[superprismatic]

A man is running on a railroad trestle bridge. He has traversed .6 of

the length of the bridge when he spots a train ahead of him coming at

him. If he continues to run toward the train at a constant speed of

15 miles per hour, the train and he will meet at the end of the bridge.

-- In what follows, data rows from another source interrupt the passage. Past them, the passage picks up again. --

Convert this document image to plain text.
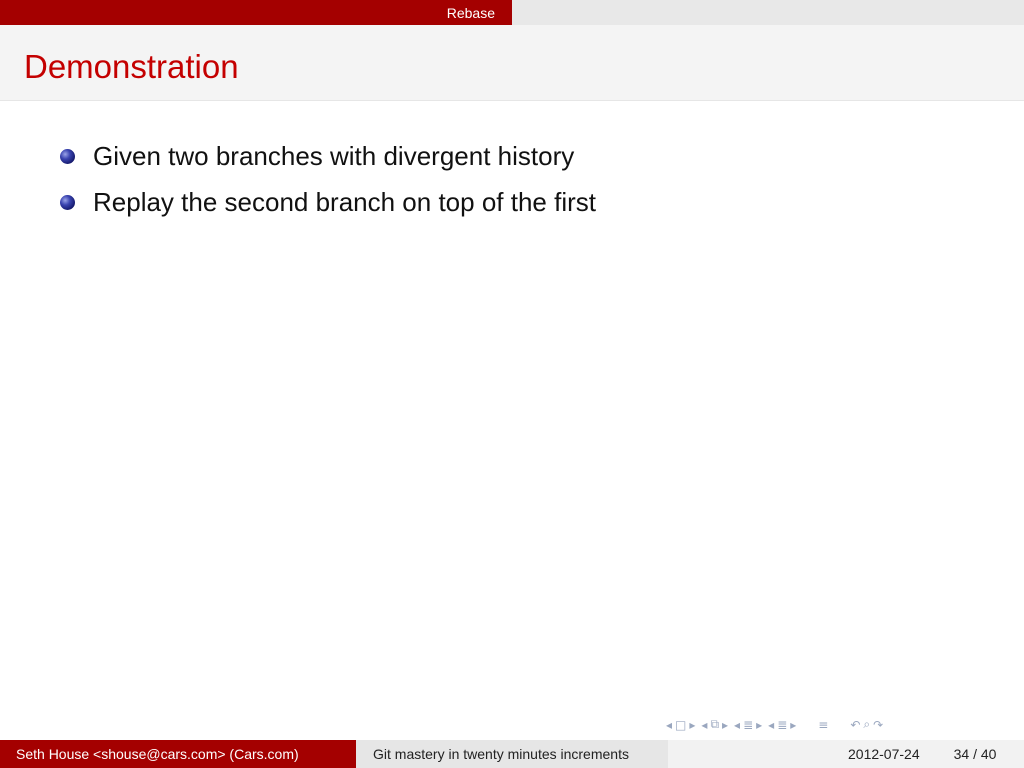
Rebase
Demonstration
Given two branches with divergent history
Replay the second branch on top of the first
◂ □ ▸ ◂ ⧉ ▸ ◂ ≣ ▸ ◂ ≣ ▸ ≡ ↶ ⌕ ↷
Seth House <shouse@cars.com> (Cars.com)	Git mastery in twenty minutes increments	2012-07-24 34 / 40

If, however, he instantaneously turns around and goes back from whence

he came at a constant speed of 15 miles per hour, the train and he will

meet at the other end of the bridge. Assuming that the train's speed

is constant, what is the speed of the train?

[Guest]

75 mph

[dark_magician_92]

it is 75kmph,

Edited August 31, 2011 by dark_magician_92

[Guest]

If length of Bridge = B

Distance from train to bridge = D

and Train speed = T (mph)

If he runs toward the train, the collision occurs when he reaches the edge of the bridge = 0.4B/15. This is the same time the train reaches the edge of the bridge = D/T

If he runs away from the train, the collision occurs when he reaches the other edge of the bridge = 0.6B/15. This is the same time the train reaches the far edge ((D+B)/T

So, just solve the system of two equations for T

(1) 0.4B/15 = D/T

(2) 0.6B/15 = (D+B)/T

T=75mph

Edited August 31, 2011 by CrayolaSunset

[Aaryan]

a dire situation for the man

[Guest]

x = length of bridge.

man turns and runs from train. after covering .4x the train reaches the bridge.

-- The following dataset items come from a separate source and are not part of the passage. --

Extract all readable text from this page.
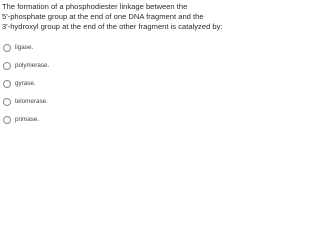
The formation of a phosphodiester linkage between the
5'-phosphate group at the end of one DNA fragment and the
3'-hydroxyl group at the end of the other fragment is catalyzed by:
ligase.
polymerase.
gyrase.
telomerase.
primase.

Man has .2x left to cover to reach other end.

So train must travel five times as fast as man to meet him at other end.

Therefore, train travels at (5*15)mph = 75mph ( so dark_magician_92 is incorrect! ).

Can anyone see from the above how far the train was from the edge of bridge when man first saw it?

[Guest]

spoiler for answer the the question in my previous post above.

when the man first saw the it the train must have been 2*(length of bridge) from the bridge.